One game I had imagined more than any other had to be the open world of Grand Theft Auto. Touring the vastness of Liberty City, meeting colorful characters and going into storefronts all excited me. Not to mention the exhilarating idea of fighting my way through the endless sea of enemies brought on by committing a some petty crimes, like hitting a pedestrian with a car. Virtuix, the folks behind the Omni, have released a video of Grand Theft Auto V being played using the Oculus Rift and their motion tracking peripheral, and I didn’t have quite the reaction I thought I would have.
My initial response was what I had expected. Seeing the player’s movements translate directly to the screen had me clamoring to see when and how I could get my hands on the Virtuix Omni, but when the player entered a convenience store, things turned much, much darker. The player then goes on to threatening and killing the clerk as well as many passersby outside of the store.
There’s something eerie about literally walking into a store, looking down the sights of a gun and into the eyes of a store clerk, even if it is all virtual. It immediately creates a narrative between assailant and victim that wasn’t there when viewing the game through the window of a TV screen. He’s no longer an Apu-esque caricature, and it’s my personal choice whether to kill him or not. The screams of nearby civilians immediately following the gunshots solidified the terror perpetrated by player actions in my mind. I was, and even thinking about it days after initially seeing it still am, deeply disturbed.
The arguments are there that VR is a powerful piece of narrative device. The people you play as in the Grand Theft Auto series are largely awful people, and seeing the world through their eyes is a breakneck way to deliver that message to players. I could even see it causing emotional scenes, like pulling the trigger on Duck in Telltale’s The Walking Dead Season 1, that much more powerful, but in the case of Grand Theft Auto V, its meaning may take a backseat to just how terrifying the act of killing is.

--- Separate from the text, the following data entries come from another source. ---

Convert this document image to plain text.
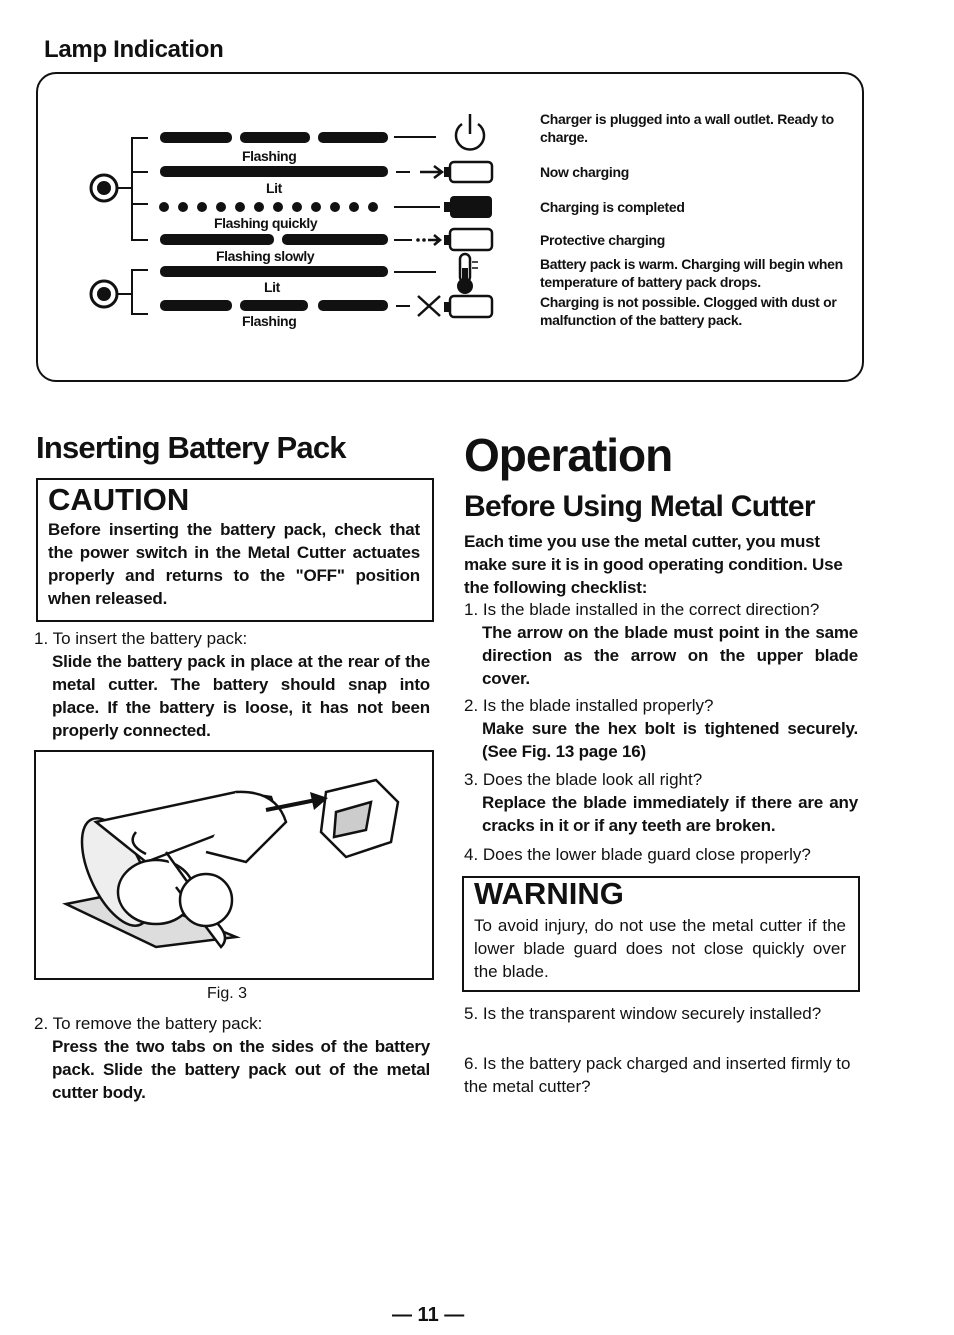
Lamp Indication
Flashing
Lit
Flashing quickly
Flashing slowly
Lit
Flashing
Charger is plugged into a wall outlet. Ready to charge.
Now charging
Charging is completed
Protective charging
Battery pack is warm. Charging will begin when temperature of battery pack drops.
Charging is not possible. Clogged with dust or malfunction of the battery pack.
Inserting Battery Pack
CAUTION
Before inserting the battery pack, check that the power switch in the Metal Cutter actuates properly and returns to the "OFF" position when released.
1. To insert the battery pack:
Slide the battery pack in place at the rear of the metal cutter. The battery should snap into place. If the battery is loose, it has not been properly connected.
Fig. 3
2. To remove the battery pack:
Press the two tabs on the sides of the battery pack. Slide the battery pack out of the metal cutter body.
Operation
Before Using Metal Cutter
Each time you use the metal cutter, you must make sure it is in good operating condition. Use the following checklist:
1. Is the blade installed in the correct direction?
The arrow on the blade must point in the same direction as the arrow on the upper blade cover.
2. Is the blade installed properly?
Make sure the hex bolt is tightened securely. (See Fig. 13 page 16)
3. Does the blade look all right?
Replace the blade immediately if there are any cracks in it or if any teeth are broken.
4. Does the lower blade guard close properly?
WARNING
To avoid injury, do not use the metal cutter if the lower blade guard does not close quickly over the blade.
5. Is the transparent window securely installed?
6. Is the battery pack charged and inserted firmly to the metal cutter?
— 11 —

All of Grand Theft Auto V’s clever, if at times blunt, commentary about the American dream and class warfare wither away when you see a video like this. It is nearly impossible to show the Omni video to someone and explain to them the cultural significance of GTAV. After attempting the feat with a nongamer friend of mine, she simply stated, “So in this game you just run around and rob people?” Once the idea portrayed by the clip gets into your head, it’s nearly impossible to worm out.
Last year I got to use the Oculus Rift to play XING: The Land Beyond, and even though that game didn’t have the most realistic graphics, it felt stupidly real. Despite the facts that I was holding an Xbox 360 controller in my hands and that every one of my senses except sight told me I was not exploring a tropical island, there were multiple times I found myself reaching out for objects in front of me. It made me forget where I was, sitting down in a convention hall full of thousands of people.
I’m worried that the same sense of loss immersion during my demo of XING will be applied to Grand Theft Auto, or other violent games released in the future, by the mainstream press, who already have a history of blowing video game violence out of proportion. GTA V on Oculus Rift won’t make any person more violent, and it definitely won’t cause any deaths, but it does make the act of playing a violent game a lot harder to defend. All it would take is a 30 minute demo to a news outlet for a video with a headline like, “What Murder Simulator Are You Allowing Your Kids to Play,” to be spread through the internet just like any of the other unsupported claims made by unsavory news outlets.
I want to emphasize that I’m not afraid of this getting into children’s hands. If it does, that’s a failing of parents, not any of the companies related to the game or any of the peripherals used in the video. I am worried about what this might do to a whole era of games that support full virtual reality. What I had once envisioned as a device that would take classrooms to the surface of Mars so their teachers can explain first hand what unimaginable wonders are in our galaxy may in the future be used to simulate weapons to an unprecedented degree of precision.
We have been working so hard to define video games as an important piece of the tapestry of global culture, and now we may have to resort to the “it’s just a game” argument to keep virtual reality afloat. I have some serious concerns that we are actually going to be taking steps backwards, not forwards like I had thought, when we inevitably adopt virtual reality as a part of gaming.